Por: Leo Ventura
Quando a AIDS surgiu, no início dos anos 1980, foi como um grande fantasma, uma nuvem espessa de medo e de culpa, cobrindo a todos, penetrando os poros dos corpos, dos gestos, afetos.
Não se respirava o mesmo ar de um soro positivo: equipes de TV se recusavam a receber doentes no estúdio, enfermeiros preferiam pedir demissão a terem que tocar seus corpos doentes, e se algum portador, acusado de crime, ia a julgamento, logo a sala de audiências era esvaziada, restando apenas os membros do tribunal, devidamente blindados por máscaras cirúrgicas. Aqueles que decidiam assumir a doença (ou não conseguiam escondê-la) eram despejados, demitidos, exilados de qualquer convívio.
Em pouco menos de uma década, o nome “AIDS” se tornou um repositório de todo ódio, repulsa, terror: na França, quando a Frente Nacional já era o partido neo-fascista mais influente da Europa ocidental, seu líder Jean-Marie Le Pen chegou a chamar seus adversários políticos de “os aidéticos”, e um escritor da chamada Nova Direita europeia acusou alunos grevistas de estarem sofrendo de “AIDS mental”. Até um vírus de computador, havendo destruído considerável parte dos dados de uma universidade na Pensilvânia, foi batizado “pc AIDS”. (Aliás, muito da utilização do termo “vírus” no campo da informática se deve àqueles anos de publicidade do HIV.)

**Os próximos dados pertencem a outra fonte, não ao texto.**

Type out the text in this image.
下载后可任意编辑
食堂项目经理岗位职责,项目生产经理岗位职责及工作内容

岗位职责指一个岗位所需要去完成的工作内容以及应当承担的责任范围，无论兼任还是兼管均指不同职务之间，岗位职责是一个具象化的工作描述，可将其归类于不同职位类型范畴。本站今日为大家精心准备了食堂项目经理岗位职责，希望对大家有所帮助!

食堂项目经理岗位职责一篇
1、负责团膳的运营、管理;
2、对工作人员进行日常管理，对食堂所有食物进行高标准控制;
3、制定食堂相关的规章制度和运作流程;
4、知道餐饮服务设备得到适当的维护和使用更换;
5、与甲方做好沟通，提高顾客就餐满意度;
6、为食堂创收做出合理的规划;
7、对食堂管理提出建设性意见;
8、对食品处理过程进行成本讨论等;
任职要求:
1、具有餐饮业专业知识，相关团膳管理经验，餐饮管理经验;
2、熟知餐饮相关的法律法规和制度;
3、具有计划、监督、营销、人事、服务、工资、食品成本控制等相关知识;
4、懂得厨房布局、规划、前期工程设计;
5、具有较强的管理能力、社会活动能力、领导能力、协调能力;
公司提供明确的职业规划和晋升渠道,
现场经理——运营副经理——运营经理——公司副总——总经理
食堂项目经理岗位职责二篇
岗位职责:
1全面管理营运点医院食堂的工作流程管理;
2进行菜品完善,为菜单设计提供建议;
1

Mas sem dúvida o grande alvo foi as pessoas LGBT’s. Não se encontraria nos jornais uma notícia sobre a doença que não trouxesse o termo “gay” ou “homossexual”, como um e outro fosse o mesmo “mal”. Em 1983, quando apenas havia suspeitas sobre o contágio via transfusão sanguínea, o governo da Suécia expediu 100 mil cartas, para doadores do sexo masculino, de “sexualidade subversiva”, simplesmente pedindo que deixassem de doar sangue. O “câncer-gay”, a “peste rosa”: a AIDS seria o muro contra os homossexuais com o qual muitos sonhavam.
Não se respirava o mesmo ar de um soro positivo
Os segmentos reacionários que haviam assistido (e renegado) a revolução afetiva dos anos 1960 e 70, de luta anticolonialista, de emergência dos movimentos black power, feminista, uma era de liberação do sexo, das multiplicidades do amor, encontraram com a AIDS a revanche perfeita, o motivo para culpá-los, e voltar a encarcerá-los todos.
Mas, como acontece com toda moléstia, depois de melhor conhecida, ela se tornou apenas mais uma doença. Descobriu-se que o sangue hétero e branco também adoece. E que, com a dose certa de remédios, ela já não é mais “tão fatal assim”. E eis que hoje a AIDS já não basta como “terror dos gays”. E quando os muros imaginários caem, os de verdade começam a ser erguidos.
Esta deveria ser a resenha um filme, Bohemian Rhapsody, em exibição nos cinemas brasileiros desde o dia 1º deste mês, e que conta a história da ascenção de Freddie Mercury e da banda Queen. Mas se tornou um texto sobre a vida. Pois o maior talento de Freddie foi mostrar que contra alguns tipos de vírus – e o fascismo é um deles – a música, a poesia, o amor, ainda são o melhor antídoto. E se a vida nos mostra sua face mais cruel, é quando devemos abraçá-la com mais força.
Se o filme de Bryan Singer nos dá a sensação de ser banda e público, ao mesmo tempo, é para mostrar que a música, como a vida, não escolhe entre um e outro. Mas acontece bem ali, no fora-de-nós, na flor de nossas diferenças.
Na Malásia, o filme sofreu um corte de 24 minutos pela censura, e no Brasil, há relatos de que as cenas de homoafetividade exibidas em Bohemian Rapsody foram vaiadas em alguns cinemas aos gritos de “Bolsonaro!”. Isto mostra que um novo vírus já está entre nós. Cientistas poderiam nomeá-lo, aqui, de B17. Mas a forma como age é a mesma, matando na vida o que ela tem de melhor: seu dna para o Outro, suas promessas de diversidade.
Esses são tempos de fascismo. Mas por isso mesmo – e mais do que nunca – são tempos de música.
Resis(can)tamos!
Leo Ventura é músico, poeta e historiador.